MH: There are a few essential questions the United States keeps asking, at various times and about various groups of people. What does it mean to be an American? Who belongs in this country, and how should we treat the new people who arrive? We asked that question about slavery in the Civil War, we asked it about Japanese immigrants in World War II, and we’re asking it now, about immigrants and asylum seekers from the southern border. The rhetoric that government officials were using at the time to justify internment camps is really similar to the rhetoric used now to justify putting minors in detention centers now. They’re hard, complicated issues. But to me, historical fiction is a way to think and talk about those issues in a space that feels safe.
LBS: What does resistance mean to each of you?
MH: I think we often get preoccupied with big, dramatic acts of resistance: protests, rescue missions and escapes. But there’s a quieter kind of resistance that is no less important: the small, noble act of keeping your humanity when the world is inhumane. Refusing to believe that someone is less than you just because they’re different than you. Willing yourself to be a rigorous thinker in a sea of propaganda. Those are small, quiet acts that anyone can do, and they’re deeply important. That’s the kind of resistance in The War Outside.
SA: Oppression and silent complicity go hand in hand.
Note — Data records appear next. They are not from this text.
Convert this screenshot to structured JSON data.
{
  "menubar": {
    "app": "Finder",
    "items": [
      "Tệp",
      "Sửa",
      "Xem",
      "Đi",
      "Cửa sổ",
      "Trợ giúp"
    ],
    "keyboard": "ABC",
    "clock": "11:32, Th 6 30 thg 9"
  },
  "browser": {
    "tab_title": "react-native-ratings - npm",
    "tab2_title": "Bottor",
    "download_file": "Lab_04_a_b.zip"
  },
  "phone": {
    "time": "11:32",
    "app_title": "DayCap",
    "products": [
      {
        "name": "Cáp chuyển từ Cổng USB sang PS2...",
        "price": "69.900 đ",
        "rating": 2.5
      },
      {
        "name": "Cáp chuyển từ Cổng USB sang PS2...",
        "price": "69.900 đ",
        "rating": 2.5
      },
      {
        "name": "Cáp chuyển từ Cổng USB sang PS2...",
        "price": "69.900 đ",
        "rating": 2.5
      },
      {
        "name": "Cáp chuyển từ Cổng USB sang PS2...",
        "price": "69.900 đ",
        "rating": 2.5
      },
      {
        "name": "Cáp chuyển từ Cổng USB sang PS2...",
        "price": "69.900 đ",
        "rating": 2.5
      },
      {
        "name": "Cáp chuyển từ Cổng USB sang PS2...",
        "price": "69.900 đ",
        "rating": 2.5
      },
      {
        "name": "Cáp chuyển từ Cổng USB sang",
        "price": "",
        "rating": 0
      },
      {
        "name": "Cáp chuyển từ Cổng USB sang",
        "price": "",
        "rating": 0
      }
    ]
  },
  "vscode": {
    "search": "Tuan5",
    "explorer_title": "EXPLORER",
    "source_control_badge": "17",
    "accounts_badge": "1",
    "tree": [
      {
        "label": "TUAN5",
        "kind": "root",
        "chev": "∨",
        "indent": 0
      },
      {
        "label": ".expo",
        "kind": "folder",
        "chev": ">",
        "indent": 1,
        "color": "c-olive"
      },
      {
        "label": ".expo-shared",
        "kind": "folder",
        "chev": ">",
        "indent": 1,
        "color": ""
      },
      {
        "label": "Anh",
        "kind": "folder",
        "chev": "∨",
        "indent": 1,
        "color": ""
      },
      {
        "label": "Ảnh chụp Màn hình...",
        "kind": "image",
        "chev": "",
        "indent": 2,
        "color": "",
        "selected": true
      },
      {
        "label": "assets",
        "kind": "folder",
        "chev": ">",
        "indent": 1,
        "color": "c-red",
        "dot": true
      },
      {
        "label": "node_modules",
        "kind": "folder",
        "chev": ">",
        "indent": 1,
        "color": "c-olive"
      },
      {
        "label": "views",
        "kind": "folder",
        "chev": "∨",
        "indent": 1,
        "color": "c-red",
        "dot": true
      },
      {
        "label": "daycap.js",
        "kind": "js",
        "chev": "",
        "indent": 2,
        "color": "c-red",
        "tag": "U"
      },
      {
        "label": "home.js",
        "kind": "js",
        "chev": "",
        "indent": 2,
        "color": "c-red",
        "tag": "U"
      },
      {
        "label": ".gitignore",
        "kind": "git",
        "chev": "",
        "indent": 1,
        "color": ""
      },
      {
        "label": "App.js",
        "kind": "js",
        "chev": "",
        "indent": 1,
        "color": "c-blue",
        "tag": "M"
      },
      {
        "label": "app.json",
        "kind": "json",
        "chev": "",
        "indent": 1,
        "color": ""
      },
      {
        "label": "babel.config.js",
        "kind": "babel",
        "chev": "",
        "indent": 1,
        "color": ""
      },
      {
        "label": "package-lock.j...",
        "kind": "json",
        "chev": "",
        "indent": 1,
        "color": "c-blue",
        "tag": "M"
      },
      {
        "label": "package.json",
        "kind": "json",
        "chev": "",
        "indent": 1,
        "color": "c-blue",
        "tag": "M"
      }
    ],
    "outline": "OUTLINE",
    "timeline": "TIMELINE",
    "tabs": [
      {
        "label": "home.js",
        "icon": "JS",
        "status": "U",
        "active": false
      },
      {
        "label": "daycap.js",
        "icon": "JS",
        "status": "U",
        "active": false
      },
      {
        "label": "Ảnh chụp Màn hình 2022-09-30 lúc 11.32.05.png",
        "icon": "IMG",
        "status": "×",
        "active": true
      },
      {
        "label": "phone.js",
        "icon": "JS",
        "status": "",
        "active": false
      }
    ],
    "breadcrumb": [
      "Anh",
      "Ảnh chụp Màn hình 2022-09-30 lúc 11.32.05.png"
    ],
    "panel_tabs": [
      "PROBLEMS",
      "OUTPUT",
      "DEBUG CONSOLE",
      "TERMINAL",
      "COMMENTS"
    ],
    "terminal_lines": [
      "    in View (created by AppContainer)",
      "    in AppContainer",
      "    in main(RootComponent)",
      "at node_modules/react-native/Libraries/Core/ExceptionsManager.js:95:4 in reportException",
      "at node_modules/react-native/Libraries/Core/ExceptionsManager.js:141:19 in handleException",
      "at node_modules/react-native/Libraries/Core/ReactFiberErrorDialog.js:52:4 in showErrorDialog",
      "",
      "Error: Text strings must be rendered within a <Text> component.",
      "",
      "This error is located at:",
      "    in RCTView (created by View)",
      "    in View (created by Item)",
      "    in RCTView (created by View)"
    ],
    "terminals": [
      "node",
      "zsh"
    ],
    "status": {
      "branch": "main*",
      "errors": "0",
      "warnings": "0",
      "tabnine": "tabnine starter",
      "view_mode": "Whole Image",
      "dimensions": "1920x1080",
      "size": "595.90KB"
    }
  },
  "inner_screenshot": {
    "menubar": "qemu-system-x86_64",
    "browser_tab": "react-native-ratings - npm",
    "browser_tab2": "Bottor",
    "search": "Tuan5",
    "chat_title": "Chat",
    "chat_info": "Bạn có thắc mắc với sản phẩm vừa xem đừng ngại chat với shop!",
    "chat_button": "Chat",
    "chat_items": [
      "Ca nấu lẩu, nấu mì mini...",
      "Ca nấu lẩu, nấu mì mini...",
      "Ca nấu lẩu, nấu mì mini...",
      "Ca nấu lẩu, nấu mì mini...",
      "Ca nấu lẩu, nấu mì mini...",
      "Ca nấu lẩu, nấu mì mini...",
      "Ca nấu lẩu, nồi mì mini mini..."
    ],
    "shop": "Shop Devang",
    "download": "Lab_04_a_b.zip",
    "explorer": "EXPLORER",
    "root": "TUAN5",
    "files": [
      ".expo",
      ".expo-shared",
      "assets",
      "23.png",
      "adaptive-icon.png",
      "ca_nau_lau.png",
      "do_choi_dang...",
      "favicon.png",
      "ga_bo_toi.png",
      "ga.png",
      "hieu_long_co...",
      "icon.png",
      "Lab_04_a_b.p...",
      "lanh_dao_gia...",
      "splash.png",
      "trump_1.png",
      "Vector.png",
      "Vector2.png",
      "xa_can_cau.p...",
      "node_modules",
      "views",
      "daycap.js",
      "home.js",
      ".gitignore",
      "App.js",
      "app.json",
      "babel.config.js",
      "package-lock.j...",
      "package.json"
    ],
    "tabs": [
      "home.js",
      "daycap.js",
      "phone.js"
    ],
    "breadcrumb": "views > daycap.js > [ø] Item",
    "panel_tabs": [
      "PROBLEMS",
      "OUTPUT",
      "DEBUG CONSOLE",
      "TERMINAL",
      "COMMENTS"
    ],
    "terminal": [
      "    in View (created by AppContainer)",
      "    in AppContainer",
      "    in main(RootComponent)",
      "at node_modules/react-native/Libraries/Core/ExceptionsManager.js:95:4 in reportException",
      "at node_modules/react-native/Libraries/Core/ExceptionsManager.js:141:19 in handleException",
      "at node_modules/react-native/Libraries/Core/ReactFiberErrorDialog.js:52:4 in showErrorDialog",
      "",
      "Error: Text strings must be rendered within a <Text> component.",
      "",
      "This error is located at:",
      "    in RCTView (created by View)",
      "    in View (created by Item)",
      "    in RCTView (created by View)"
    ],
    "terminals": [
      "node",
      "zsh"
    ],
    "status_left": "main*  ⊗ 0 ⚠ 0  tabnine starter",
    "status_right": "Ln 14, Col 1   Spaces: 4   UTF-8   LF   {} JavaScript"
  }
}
Resistance, to me, means, first, and foremost, refusing to be silent. We must speak truth to power, in the best ways we are able and with the means we can access. I know not everyone can march or protest or perform acts of civil disobedience, but we simply cannot afford to be silent. And it may feel uncomfortable, or difficult, but we all must use the power and privilege that we have to dismantle the mechanisms that seek to harm the very foundations of our democracy and our humanity. Sometimes this means confronting difficult truths about ourselves—about our willingness to sacrifice a part of our privilege so that we can lift others up. One thing I know, no human being is born voiceless, but many are forcibly silenced by those who use their power as a bludgeon. We cannot let that stand.
LBS: What do you want readers to take away from each of your books?
MH: Wars don’t just happen to countries, they happen to people. The biggest ones can happen inside yourself. I hope The War Outside invites young readers to think about what they believe, and where those beliefs came from, and how far they’d go to protect them.
SA: I believe that the seemingly simple act of reading, is in fact, profound. Reading is resistance.
Though Layla’s life and circumstances may be very different than theirs, I hope young readers will be able to see a part of themselves in Layla’s hopes and dreams and her fierce desire to be free, live life on her terms and combat the sinister forces of silent complicity and overt oppression. I hope that Internment encourages readers to ask critical questions about how Layla’s fictional world is a reflection of the world we live in now. I hope young readers will realize that their voices and their actions can change the world by drawing attention to injustices and by compelling politicians to change the policies that strip away the rights of their fellow human beings. I hope that young readers will realize the power they have to speak up and speak out when they see injustice in their schools, communities and their nation. Young people are brave. They shouldn’t have to be, but too often, those who should be protecting them press them into horrifying circumstances—still their courage shines. It’s a light. I hope they use it to lead the way, forward.